Whether he likes it or not, it’s March Madness or bust for new UTA coach Chris Ogden. Ellman Photo/UTP

The Dallas Mavericks had nothing to crow about this season and are waiting to find out if they will be awarded a franchise-changing draft pick for their trouble. Meanwhile, the Mavericks from the University of Texas-Arlington have already started their rebuilding process with wholesale changes, starting from the top.

The men’s basketball team from the nearby UT affiliate went 21-13 this season, including 13-2 at home. These Mavericks secured a championship spot in the Sun Belt conference tournament, falling to a hot-shooting Georgia State squad. The mid-major conference has a guaranteed bid to the NCAA tournament for the conference tournament champion, but its humble status means it will almost surely never receive an at-large bid for a second team, so UTA’s hope of a second-ever tourney appearance was dashed.

As the final seconds ticked away on UTA’s season, Head Coach Scott Cross likely knew that his time in Arlington was dwindling also. Cross played for the Mavericks as an undergraduate and served as an assistant coach before his promotion. He was a mere 31 years old when he started as head coach in 2006, and he has earned the title of winningest head coach in the basketball program’s 57-year history. Cross led the team to its only NCAA tournament appearance in school history, and he coached during two of the three National Invitation Tournament appearances the school has had.


Despite Cross’ accolades and success, he’d been job searching the previous year, knowing that UTA athletic director Jim Baker viewed a season without an NCAA tournament appearance as a failure. “Our expectations are to play in March, and we’re not hiding from that,” Baker said.

Cross was officially released from his alma mater on March 26. Less than two weeks later, UTA announced Chris Ogden as the team’s new head coach. Ogden worked as the Texas Tech associate head coach for the past two years and is familiar to Baker when they were both at UT.

Fans and alumni made their anger apparent on social media, sounding off on their disappointment with the firing of Cross. Former University of New Mexico head coach and ESPN analyst Fran Fraschilla tweeted that Scott Cross “was 82-33 last 3 years at Texas-Arlington with wins at Ohio State, Texas, St. Mary’s, BYU twice. AD thought they should be better. LAST TIME I will ever step in that arena.”

Baker took the brunt of the criticism, having made it clear that fundraising and the success of the basketball program are what will eventually elevate the commuter campus to national recognition. “We’re going to continue to do it the right way,” he said, “but it’s about March. Look what it did to Loyola. Look what it did for the University of Maryland-Baltimore County. That’s what brings your university notoriety. That’s where we want to strive. They have stories [such as those] every year, so why can’t we? It happens, so why can’t that be UTA?”
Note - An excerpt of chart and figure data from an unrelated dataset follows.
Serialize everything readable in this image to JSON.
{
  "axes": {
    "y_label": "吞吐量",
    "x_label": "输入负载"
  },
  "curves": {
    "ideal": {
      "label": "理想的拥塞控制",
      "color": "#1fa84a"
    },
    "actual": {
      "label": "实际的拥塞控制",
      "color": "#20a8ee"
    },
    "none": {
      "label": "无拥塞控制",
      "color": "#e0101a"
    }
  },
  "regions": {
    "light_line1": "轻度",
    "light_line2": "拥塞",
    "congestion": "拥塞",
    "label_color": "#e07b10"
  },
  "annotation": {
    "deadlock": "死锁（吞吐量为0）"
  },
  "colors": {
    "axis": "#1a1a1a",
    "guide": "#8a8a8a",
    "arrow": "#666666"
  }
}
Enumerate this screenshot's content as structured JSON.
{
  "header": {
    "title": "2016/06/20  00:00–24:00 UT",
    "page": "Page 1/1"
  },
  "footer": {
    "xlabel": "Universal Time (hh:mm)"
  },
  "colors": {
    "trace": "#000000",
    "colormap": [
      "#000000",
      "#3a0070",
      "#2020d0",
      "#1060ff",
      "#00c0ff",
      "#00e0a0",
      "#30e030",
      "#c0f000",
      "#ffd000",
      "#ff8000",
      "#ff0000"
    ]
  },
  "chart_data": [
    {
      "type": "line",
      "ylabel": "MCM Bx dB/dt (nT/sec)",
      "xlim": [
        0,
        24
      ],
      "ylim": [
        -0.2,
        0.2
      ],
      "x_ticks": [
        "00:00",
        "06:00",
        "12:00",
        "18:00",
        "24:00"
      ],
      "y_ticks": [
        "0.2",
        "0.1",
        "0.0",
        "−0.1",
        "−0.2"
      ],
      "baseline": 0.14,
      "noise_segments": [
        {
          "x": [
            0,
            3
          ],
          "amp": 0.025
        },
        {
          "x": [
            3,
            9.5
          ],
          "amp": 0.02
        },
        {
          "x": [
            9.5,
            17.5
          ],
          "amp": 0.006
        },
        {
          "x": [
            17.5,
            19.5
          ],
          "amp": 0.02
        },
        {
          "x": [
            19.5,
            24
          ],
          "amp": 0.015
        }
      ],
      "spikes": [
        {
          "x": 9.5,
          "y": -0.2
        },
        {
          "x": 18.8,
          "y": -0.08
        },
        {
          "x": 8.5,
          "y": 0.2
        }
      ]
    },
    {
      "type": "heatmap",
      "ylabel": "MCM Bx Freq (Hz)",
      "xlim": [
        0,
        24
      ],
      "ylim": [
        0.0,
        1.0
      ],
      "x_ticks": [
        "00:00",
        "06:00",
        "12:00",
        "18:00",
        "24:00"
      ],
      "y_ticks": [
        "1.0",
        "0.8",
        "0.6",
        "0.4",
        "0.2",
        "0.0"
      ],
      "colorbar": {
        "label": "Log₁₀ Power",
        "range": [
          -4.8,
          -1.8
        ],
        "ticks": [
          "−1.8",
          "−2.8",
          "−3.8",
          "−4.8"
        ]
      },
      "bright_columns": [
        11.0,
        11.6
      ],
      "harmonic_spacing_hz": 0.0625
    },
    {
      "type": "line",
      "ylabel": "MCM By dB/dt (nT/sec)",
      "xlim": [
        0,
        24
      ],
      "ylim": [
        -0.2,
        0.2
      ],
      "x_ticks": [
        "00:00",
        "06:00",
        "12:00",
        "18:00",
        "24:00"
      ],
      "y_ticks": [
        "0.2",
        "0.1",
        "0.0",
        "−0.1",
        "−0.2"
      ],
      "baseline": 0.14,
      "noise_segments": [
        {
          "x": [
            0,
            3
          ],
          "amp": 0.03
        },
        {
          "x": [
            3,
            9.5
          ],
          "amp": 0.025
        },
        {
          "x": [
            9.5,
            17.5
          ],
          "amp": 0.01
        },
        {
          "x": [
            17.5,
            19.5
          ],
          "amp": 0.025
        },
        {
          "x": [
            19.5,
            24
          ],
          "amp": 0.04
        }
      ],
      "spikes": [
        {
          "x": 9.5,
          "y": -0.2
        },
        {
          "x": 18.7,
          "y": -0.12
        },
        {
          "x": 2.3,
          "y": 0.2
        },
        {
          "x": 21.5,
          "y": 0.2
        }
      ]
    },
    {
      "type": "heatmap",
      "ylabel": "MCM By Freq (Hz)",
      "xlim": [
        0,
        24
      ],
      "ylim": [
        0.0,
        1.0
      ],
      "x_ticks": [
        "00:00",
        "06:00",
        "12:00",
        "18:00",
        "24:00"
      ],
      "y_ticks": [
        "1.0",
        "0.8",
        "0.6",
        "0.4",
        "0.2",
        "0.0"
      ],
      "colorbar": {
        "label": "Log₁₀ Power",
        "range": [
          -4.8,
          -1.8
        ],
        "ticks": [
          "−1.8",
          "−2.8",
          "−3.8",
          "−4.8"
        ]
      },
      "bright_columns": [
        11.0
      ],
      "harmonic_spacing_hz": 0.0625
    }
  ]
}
Baker’s thirst for program prominence was surely born from his previous 20 years spent as the associate athletic director for events, operations, and sports programs at the University of Texas. He was hired by UTA in 2012, the same day the new 7,000-seat, $78-million College Park Center opened. Baker’s hiring and the opening of a stadium that seats more than double the team’s average attendance most likely led to the dismissal of Cross. Baker doesn’t seem to understand that Arlington is not Austin – if you build it, they still may not come. Attendance per game averaged approximately 700 when Cross took over as head coach. These past two seasons’ attendance has hovered around 2,800. These numbers aren’t staggering, but they’re in the top quarter of statistics for teams in the Sun Belt.

On the court, Cross was no drama, no flash, no infractions, just successful. His team motto, “Take the Stairs,” was emblematic of a lunch-pail leader. His salary of $200,000 annually made him a bargain. Ogden was making $220,000 as the associate head coach at Texas Tech. His salary as UTA’s head coach has not yet been released. Despite making less than a majority of major-conference assistants, Cross’ total budget in 2016-17 was $1.7 million, whereas Longhorn Head Coach Shaka Smart’s personal salary rang up to $3 million that same season and $3.1 million this year. Smart’s Longhorns have never made it past the opening tournament round, and Cross also bested Smart the last time the two tipped off.

Meanwhile, Cross retains a short commute from his residence in Mansfield, signing on as an assistant with TCU under Head Coach Jamie Dixon.

“I sat there for the last two years and watched what Coach Dixon and his staff did at TCU, and I was just in awe at what they accomplished,” Cross said. “I am excited that they believe in me to help them take that next step.”

Ogden is probably not a downgrade as a coach, but he takes over a difficult task. UTA has to battle for recruits with TCU and SMU, which have bigger budgets, better facilities, more name recognition, and football programs to drive revenue and general interest in athletics. The Mavericks had been successful under Cross, but it would be shocking to see the program flying significantly higher.